A partnership between BART and several local nonprofits aims to help girls and gender expansive youth feel safe while riding public transit. And the campaign is spreading through an innovative but old-school method: information cards small enough to fit in a wallet, passed out by good samaritans.
Last month, BART and community volunteers launched the second phase of the system-wide “Not One More Girl” campaign by giving out colorful cards that anyone riding BART can use to intervene when they see someone being sexual harassed. The cards also have information about how to report an incident to authorities.
The “safety intervention” cards describe what to do during tense and sometimes dangerous moments. They recommend bystanders text the BART police, call the train operator, or ask someone else if they can do that for them.
One of the cards is designed for people who are experiencing harassment to pass to a bystander who can help them. In eye-catching font it asks, “You got me?” and lets the bystander know that the person who passed the card is being harassed. The card that allows a bystander to ask a potential victim if they need help reads, “I got you,” and then asks if they need someone to stand next to them.
Not One More Girl cards are available for free at all BART kiosks. BART also plans to put up 300 posters inside train cars to spread awareness.
Gaby Guzman, a program coordinator at the Unity Council, an East Oakland non-profit partnering with BART on the campaign, told The Oaklandside that some people have already used the cards to stop harassment.
“They saw our campaign and told us it was useful,” Guzman said. “And that’s the whole point: to mitigate and intervene when there is violence.” Guzman runs the Council’s Latinx Youth Empowering and Achievement program, which centers on reducing gender-based violence.
The Betti Ono Foundation, Alliance for Girls, Unity Council, and Black Girls Brilliance were BART’s original partners in developing the campaign, which started in 2019 through workshops and listening sessions with OUSD students. The campaign’s first phase also included posters at BART stations. But most importantly, BART convened working groups with young women who came up with police recommendations to stop sex harassment. Based on those recommendations, the BART Board of Directors changed the system’s laws to prohibit sexual harassment. Before, only sexual assault, lewd behavior, and human trafficking were prohibited.

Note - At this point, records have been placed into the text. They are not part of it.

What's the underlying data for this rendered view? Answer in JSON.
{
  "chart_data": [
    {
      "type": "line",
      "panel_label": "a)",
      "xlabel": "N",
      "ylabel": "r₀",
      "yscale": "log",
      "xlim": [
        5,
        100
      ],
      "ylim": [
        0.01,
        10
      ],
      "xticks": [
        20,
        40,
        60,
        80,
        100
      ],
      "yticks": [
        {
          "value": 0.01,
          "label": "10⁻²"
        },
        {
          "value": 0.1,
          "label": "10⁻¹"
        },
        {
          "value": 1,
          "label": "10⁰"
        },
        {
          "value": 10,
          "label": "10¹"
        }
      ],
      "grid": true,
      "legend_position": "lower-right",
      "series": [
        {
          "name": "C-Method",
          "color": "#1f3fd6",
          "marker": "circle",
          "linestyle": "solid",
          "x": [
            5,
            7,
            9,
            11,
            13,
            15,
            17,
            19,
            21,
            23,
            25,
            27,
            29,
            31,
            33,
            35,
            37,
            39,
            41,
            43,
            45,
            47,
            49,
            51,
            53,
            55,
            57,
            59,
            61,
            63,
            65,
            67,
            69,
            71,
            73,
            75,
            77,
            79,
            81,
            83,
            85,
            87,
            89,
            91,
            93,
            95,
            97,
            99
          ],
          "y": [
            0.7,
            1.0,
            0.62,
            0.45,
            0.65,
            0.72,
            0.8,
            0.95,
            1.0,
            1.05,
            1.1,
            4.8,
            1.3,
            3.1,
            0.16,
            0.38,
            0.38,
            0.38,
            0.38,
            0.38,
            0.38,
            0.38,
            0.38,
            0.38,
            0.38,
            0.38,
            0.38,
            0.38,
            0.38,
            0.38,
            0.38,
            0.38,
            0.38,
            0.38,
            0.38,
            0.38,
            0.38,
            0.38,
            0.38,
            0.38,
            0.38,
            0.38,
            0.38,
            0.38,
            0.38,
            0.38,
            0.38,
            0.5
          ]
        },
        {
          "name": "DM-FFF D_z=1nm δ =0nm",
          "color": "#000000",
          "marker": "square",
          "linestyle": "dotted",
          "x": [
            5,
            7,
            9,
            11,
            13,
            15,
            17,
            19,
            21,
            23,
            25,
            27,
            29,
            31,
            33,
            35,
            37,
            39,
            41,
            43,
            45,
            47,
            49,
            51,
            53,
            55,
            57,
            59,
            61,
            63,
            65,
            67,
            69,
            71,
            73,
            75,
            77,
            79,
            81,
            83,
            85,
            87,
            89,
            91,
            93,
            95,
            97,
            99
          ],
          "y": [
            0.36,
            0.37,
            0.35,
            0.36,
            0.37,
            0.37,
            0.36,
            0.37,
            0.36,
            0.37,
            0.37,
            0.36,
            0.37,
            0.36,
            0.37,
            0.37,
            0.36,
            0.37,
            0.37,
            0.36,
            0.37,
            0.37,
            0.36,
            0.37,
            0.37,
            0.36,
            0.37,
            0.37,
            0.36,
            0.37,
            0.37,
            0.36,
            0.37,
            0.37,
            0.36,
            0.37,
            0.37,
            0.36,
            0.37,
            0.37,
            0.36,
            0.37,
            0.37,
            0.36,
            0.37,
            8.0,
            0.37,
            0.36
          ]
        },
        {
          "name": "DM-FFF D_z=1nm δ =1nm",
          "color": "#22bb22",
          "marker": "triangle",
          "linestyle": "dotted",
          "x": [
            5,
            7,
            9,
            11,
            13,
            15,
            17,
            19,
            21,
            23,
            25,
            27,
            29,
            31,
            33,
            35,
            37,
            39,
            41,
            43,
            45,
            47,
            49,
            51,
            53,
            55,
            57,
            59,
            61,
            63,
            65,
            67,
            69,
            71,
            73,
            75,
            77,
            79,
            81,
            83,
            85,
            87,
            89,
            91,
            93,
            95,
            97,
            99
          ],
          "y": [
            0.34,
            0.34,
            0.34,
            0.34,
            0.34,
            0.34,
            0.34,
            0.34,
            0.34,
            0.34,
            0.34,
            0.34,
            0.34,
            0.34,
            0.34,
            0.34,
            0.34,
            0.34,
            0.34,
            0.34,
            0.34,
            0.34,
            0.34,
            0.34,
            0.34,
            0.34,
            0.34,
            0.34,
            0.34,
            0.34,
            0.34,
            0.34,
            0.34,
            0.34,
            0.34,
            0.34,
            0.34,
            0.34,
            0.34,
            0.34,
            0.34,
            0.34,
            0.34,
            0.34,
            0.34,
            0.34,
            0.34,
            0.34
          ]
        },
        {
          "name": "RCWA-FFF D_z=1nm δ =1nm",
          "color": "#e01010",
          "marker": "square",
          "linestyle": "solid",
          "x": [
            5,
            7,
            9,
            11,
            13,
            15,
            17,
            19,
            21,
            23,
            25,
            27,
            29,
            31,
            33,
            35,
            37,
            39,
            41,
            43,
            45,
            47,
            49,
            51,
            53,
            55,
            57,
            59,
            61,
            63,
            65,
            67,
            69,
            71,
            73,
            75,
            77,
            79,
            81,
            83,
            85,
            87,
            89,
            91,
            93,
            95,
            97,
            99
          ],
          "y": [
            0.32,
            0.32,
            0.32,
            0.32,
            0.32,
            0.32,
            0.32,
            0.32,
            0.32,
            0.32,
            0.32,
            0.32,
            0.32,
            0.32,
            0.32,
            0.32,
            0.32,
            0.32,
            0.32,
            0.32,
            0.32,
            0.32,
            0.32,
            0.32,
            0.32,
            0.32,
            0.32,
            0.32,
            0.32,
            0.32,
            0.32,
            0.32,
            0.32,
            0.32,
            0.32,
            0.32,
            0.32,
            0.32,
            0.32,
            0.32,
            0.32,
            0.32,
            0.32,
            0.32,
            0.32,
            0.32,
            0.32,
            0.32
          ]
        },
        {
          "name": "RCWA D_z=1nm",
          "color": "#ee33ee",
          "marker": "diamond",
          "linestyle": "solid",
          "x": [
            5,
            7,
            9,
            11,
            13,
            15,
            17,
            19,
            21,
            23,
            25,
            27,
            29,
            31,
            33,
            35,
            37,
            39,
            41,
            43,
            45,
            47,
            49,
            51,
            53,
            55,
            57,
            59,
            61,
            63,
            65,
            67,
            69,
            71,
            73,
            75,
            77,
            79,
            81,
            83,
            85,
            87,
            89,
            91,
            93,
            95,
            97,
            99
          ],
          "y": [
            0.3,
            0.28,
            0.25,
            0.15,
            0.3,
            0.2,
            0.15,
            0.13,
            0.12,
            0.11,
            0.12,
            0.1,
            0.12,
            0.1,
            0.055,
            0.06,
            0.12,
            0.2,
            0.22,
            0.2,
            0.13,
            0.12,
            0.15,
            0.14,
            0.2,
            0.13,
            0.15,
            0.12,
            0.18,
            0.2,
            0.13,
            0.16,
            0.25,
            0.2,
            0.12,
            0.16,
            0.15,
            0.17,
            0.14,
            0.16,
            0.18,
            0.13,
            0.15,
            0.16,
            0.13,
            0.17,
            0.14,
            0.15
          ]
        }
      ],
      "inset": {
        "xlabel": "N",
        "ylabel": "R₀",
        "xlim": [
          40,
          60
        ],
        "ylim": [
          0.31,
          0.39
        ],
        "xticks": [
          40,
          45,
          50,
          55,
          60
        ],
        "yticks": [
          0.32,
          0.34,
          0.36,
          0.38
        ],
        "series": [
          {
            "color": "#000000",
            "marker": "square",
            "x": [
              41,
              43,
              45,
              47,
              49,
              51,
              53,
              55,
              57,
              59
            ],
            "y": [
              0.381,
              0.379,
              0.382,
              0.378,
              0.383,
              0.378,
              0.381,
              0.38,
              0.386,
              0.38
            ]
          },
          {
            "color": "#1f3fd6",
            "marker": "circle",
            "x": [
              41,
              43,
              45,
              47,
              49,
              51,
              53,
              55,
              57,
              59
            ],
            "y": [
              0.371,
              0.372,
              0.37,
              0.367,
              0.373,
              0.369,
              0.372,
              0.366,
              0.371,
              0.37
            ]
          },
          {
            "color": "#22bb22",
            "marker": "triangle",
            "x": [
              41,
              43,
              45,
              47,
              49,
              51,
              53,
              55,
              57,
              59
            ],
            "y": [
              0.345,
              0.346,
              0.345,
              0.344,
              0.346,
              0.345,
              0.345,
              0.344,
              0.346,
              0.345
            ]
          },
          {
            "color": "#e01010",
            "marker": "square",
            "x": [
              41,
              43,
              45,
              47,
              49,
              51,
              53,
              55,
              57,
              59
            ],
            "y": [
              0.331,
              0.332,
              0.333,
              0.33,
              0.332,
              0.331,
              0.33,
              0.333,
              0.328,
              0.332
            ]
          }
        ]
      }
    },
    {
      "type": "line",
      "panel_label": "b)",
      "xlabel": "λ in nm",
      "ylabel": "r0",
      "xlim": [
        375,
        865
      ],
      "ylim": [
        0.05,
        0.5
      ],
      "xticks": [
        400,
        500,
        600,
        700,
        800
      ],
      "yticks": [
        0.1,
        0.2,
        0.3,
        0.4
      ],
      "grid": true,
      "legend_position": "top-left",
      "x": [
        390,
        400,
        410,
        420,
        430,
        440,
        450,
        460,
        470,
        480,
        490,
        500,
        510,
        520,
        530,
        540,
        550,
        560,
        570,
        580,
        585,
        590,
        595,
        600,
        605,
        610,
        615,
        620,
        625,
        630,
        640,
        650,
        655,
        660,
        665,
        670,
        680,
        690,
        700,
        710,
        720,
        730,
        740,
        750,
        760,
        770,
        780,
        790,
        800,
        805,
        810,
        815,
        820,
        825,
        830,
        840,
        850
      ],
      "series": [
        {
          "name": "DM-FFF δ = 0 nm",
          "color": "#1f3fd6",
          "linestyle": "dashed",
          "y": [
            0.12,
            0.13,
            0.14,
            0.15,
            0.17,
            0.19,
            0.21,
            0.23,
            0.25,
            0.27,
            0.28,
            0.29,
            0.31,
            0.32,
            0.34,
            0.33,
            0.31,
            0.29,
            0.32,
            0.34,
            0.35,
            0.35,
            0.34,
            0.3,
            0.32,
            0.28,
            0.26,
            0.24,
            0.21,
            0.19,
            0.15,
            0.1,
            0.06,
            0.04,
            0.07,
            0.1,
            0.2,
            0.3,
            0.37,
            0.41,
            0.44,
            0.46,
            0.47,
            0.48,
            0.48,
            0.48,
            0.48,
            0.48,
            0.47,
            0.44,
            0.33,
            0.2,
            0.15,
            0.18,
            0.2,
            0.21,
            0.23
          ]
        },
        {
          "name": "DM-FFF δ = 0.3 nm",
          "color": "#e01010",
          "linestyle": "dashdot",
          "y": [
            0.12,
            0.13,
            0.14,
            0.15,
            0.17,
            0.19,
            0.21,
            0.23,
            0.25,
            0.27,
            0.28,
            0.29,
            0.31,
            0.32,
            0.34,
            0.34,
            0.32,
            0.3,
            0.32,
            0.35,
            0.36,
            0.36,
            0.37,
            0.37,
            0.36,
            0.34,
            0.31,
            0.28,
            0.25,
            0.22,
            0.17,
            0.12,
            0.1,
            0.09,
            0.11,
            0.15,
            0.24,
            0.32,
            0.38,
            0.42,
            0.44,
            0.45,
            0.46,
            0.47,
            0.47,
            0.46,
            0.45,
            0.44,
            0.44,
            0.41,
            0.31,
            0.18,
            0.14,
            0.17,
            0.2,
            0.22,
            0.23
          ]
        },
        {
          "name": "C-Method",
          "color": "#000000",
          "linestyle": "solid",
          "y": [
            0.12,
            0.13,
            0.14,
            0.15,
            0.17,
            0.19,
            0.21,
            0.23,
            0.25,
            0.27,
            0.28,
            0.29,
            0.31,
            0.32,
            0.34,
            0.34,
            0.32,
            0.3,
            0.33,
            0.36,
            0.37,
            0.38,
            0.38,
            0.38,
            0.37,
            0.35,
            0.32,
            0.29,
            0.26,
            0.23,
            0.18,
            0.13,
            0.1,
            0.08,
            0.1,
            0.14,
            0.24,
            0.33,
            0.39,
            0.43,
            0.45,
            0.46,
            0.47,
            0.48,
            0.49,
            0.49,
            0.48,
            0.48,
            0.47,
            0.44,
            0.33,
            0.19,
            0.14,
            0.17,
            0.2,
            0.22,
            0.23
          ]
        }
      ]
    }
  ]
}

In the last two years, BART and its partners have also added questions about sexual harassment to its Passenger Environment Survey. According to this survey, between 7 and 12% of all riders experience harassment.
BART and its nonprofit partners also plan to put up new posters created by community artists inside stations and trains.
Bay Area artist Safi Kolozsvari Regalado illustrated the cards and posters, the latter of which feature a comic-style panel of illustrations that shows what it can look like to safely stand around a person being harassed and protect them.

“These are times when we want to strongly voice and highlight the intersectionality of safety and community and really look out for one another. Making change is not just watching by and being a bystander, it’s taking action,” the Betti Ono Foundation wrote last month in a Facebook post.
BART communications director Alicia Trost told the Oaklandside that the initiative is innovative because, in addition to the focus on young people, it is a way of responding to safety concerns that is outside the “traditional law enforcement structure.”
“Most transit agencies partner with law enforcement for their campaign,” Trost said. “We believe our campaign serves as a model for other agencies to follow.”
Maud Alcorn, the Arts and Culture project manager at the Betti Ono Foundation, told us the Not One More Girl campaign is trying to reshape what it means to respond to a serious need in the community “in real-time.”

“People can underestimate the power that art has to convey messages,” Alcorn said.
The organizers are also gathering stories from women about their experiences on transit.
Another step in the campaign, to be developed over the next few months, is to make sure there is visual language and materials that explain to men how to be good allies, deconstruct male privilege, and remove traditional gender roles of protection in a confrontational situation. The Unity Council’s Latino Men and Boys Program, which works with Oakland public schools to improve young men’s lives through mentoring and other activities, will lead these conversations. The group will also conduct classes at Oakland elementary and high schools to talk about sexual harassment.
Guzman said the conversations will seek to disrupt patriarchy, sexism, and other harmful norms and beliefs. “We just have to think about what it means to be a community member first and foremost and [understand] what it means to stand up for a friend and be a witness and stand next to them physically so that they’re not there alone without putting themselves in harm’s way,” she said.
Alcorn told us that during two outreach sessions at BART stations in the last two weeks, they talked to nearly 300 people.
“We’ve had a lot of great conversations about how people use these resources. They’ve shared them with their family and coworkers. It just feels good to continue this work,” Alcorn said.